From: David L Thomas (dlt44@ipa.net)
Date: Wed Jan 05 2000 - 15:31:06 GMT


Magnus and all,

Just finished The Cathedral & The Bazaar (http://www.tuxedo.org/~esr/writings/cathedral-bazaar/) in
which Eric Raymond muses on Linux and open source. While I understand and agree that it's probably
better to "refrain from calling Linux "art", some of his musings may help open the door to
understanding the issues surrounding the art/technology split.

Raymond used the cathedral and bazaar metaphors to compare typical software development
(cathedral-Microsoft) with the Linnux phenomena (bazaar) but as you can see from my [ ]additions
below, he could just as well have been talking about the generally accepted view of art and artists,
or science and scientists.

" Who would have thought...that a world-class operating system [Art-Science] could coalesce as if
by magic out of part-time hacking by several thousand developers [artists-scientists]scattered all
over the planet... I believed that the most important software. [Art-Science] ..needed to be built
like cathedrals, carefully crafted by individual wizards or small bands of mages working is splendid isolation....
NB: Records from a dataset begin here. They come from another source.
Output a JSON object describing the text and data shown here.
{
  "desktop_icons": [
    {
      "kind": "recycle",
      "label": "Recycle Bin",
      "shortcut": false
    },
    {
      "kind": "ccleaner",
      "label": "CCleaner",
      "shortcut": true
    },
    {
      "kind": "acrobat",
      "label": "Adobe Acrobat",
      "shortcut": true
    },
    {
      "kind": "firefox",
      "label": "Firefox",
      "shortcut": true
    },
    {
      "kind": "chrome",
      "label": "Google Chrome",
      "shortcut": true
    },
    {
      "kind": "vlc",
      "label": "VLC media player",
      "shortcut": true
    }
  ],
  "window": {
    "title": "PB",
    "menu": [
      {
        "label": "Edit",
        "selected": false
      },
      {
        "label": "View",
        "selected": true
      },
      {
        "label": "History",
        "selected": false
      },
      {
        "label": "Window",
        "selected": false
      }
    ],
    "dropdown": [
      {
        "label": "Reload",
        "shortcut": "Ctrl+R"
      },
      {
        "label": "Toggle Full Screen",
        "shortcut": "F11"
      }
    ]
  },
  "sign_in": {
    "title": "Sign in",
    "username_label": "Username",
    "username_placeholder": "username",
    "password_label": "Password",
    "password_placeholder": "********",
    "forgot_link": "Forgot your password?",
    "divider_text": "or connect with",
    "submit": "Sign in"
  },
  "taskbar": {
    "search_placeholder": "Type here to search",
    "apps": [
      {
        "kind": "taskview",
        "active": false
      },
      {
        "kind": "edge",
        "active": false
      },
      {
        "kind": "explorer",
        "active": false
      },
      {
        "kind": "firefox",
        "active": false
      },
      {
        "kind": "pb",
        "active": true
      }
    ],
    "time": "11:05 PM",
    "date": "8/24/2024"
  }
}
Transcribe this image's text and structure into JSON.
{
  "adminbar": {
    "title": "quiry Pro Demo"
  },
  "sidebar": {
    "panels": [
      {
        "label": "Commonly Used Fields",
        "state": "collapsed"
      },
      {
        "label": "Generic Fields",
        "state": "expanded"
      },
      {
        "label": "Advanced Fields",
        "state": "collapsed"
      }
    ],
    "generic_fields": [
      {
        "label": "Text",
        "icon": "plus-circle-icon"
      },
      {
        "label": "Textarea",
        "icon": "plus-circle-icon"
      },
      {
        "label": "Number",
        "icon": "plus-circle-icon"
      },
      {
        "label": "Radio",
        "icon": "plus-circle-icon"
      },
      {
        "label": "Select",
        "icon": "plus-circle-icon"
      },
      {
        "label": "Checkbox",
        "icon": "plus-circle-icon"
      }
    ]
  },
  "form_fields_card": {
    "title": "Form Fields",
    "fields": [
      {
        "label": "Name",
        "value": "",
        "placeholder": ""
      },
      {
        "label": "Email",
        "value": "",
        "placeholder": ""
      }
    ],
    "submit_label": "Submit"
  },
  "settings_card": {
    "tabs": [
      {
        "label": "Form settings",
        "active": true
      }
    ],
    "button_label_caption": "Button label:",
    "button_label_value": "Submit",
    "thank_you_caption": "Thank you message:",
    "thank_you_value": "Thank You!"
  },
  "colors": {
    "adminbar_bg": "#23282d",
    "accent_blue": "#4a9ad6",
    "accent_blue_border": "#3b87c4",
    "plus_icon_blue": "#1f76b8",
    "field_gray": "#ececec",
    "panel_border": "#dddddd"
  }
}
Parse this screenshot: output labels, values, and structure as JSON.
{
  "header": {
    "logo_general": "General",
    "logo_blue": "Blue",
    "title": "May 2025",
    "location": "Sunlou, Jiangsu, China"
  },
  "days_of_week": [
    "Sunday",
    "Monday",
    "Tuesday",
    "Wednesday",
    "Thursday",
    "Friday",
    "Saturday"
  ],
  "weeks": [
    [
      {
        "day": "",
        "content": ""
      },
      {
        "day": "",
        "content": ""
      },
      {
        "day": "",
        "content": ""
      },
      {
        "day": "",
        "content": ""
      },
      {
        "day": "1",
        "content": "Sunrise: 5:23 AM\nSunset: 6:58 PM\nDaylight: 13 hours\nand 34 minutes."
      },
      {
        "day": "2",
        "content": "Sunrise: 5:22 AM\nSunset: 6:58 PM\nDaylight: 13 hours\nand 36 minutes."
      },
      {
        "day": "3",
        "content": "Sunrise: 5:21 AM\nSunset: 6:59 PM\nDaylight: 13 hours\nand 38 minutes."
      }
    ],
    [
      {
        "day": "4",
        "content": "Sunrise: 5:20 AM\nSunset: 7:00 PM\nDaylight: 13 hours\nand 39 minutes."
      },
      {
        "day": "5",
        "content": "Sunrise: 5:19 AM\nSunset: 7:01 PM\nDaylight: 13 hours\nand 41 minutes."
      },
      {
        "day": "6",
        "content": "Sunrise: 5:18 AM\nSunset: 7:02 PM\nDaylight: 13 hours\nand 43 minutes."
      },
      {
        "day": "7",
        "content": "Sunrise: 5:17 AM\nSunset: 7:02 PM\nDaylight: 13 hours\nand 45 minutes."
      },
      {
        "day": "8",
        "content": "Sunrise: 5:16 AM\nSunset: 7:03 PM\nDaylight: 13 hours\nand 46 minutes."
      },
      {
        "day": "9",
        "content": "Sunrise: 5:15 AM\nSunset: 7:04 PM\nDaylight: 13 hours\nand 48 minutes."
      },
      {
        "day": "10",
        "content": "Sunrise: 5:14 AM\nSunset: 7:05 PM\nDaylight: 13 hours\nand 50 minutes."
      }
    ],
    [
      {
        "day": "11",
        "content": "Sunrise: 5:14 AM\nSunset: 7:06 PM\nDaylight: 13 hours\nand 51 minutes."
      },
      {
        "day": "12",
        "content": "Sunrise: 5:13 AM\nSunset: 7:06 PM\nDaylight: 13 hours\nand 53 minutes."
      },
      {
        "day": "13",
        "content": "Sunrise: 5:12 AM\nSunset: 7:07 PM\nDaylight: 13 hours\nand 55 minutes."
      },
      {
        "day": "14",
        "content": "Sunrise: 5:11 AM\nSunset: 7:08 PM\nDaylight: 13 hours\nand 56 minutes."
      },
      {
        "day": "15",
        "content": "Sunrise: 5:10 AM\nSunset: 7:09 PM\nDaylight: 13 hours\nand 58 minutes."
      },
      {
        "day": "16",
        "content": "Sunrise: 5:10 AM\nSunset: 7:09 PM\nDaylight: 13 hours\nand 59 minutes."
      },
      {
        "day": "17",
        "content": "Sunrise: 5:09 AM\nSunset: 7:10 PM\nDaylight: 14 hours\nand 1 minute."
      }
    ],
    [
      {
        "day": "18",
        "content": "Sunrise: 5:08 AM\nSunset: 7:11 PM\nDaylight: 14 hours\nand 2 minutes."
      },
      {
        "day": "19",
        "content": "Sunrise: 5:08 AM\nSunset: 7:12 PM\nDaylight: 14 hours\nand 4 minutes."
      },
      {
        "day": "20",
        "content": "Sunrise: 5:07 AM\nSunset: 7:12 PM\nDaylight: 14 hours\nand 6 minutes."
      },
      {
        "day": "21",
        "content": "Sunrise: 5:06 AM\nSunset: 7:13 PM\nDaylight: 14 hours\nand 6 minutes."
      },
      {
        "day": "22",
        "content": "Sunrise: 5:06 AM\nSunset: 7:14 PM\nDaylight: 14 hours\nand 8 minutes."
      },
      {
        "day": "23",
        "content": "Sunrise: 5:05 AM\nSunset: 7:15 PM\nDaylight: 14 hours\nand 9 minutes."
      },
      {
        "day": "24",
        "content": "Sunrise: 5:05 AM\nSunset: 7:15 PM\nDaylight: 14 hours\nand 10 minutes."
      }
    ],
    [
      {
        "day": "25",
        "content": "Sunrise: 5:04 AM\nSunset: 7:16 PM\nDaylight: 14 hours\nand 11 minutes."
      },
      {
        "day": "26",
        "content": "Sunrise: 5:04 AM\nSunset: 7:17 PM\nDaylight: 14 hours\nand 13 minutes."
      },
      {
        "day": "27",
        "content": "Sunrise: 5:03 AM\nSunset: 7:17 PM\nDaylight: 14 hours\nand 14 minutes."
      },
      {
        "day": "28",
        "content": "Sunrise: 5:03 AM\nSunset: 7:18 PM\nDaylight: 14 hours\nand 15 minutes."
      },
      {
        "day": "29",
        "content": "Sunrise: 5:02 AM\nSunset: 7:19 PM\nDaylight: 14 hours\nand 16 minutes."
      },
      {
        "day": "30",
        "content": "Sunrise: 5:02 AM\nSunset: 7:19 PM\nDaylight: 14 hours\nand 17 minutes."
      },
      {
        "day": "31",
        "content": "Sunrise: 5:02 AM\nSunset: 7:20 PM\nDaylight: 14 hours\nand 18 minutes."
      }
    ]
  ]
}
So when Marco asked "Seen in the light of MOQ, why are art and technology divorced? My answer is, if
Aristotle is the father of SOM, I guess we could blame it all on him. His split into subjects and
objects facilitated the development of science, its handmaiden technology, and started the
relentless trend towards specialization in all fields. This not only seemed to divorce art from
science and technology but subdivided all into ever more isolated and specialized branches as well.
While this naming and slicing of "things" into smaller and smaller divisions is a great boon
inasmuch as it allows investigation and insights into very complex problems. This specialization
also introduced a whole other set of problems, possibly more complex, or at least as difficult to
solve, as the basic problems that we have solved to date. We have built our whole society on the
myth that all things are "carefully crafted by individual wizards or small bands of mages working
is splendid isolation...." but in fact our experience indicates it is really more like "a great
babbling bazaar of differing agendas and approaches."

So when Pirsig claims, " This divorce of art from technology is completely unnatural." I would agree
that the divorce is artificial. It is a philosophical problem, based on the dominant metaphysical
view, as opposed to an ingrained given of reality. In Lila he puts it this way,

"In a subject-object metaphysics morals and art are worlds apart, morals being concerned with
subject quality and art with object quality. But in the MoQ that division doesn't exist. They're the
same."

So "Is this divorce definitive?"

According to the above quote, certainly not, it is based on a culturally derived philosophical split
that can be, and should be, changed to more closely correspond to our experience. If under the MoQ
we are all immersed in Dynamic Quality, "Dynamic morality, ...something like ..a code of Art" then
our experience is immersed in "Art" whether we are aware of it or not.

"What is their (art & technology's) role today?"

Same as it has always been, evolve toward dynamic quality , seek the GOOD! But rather than
depicting them on separate paths possibly it is time to acknowledge that just as values are not
apart from science neither should, or is, art divorced from technology. Nor technology, from art.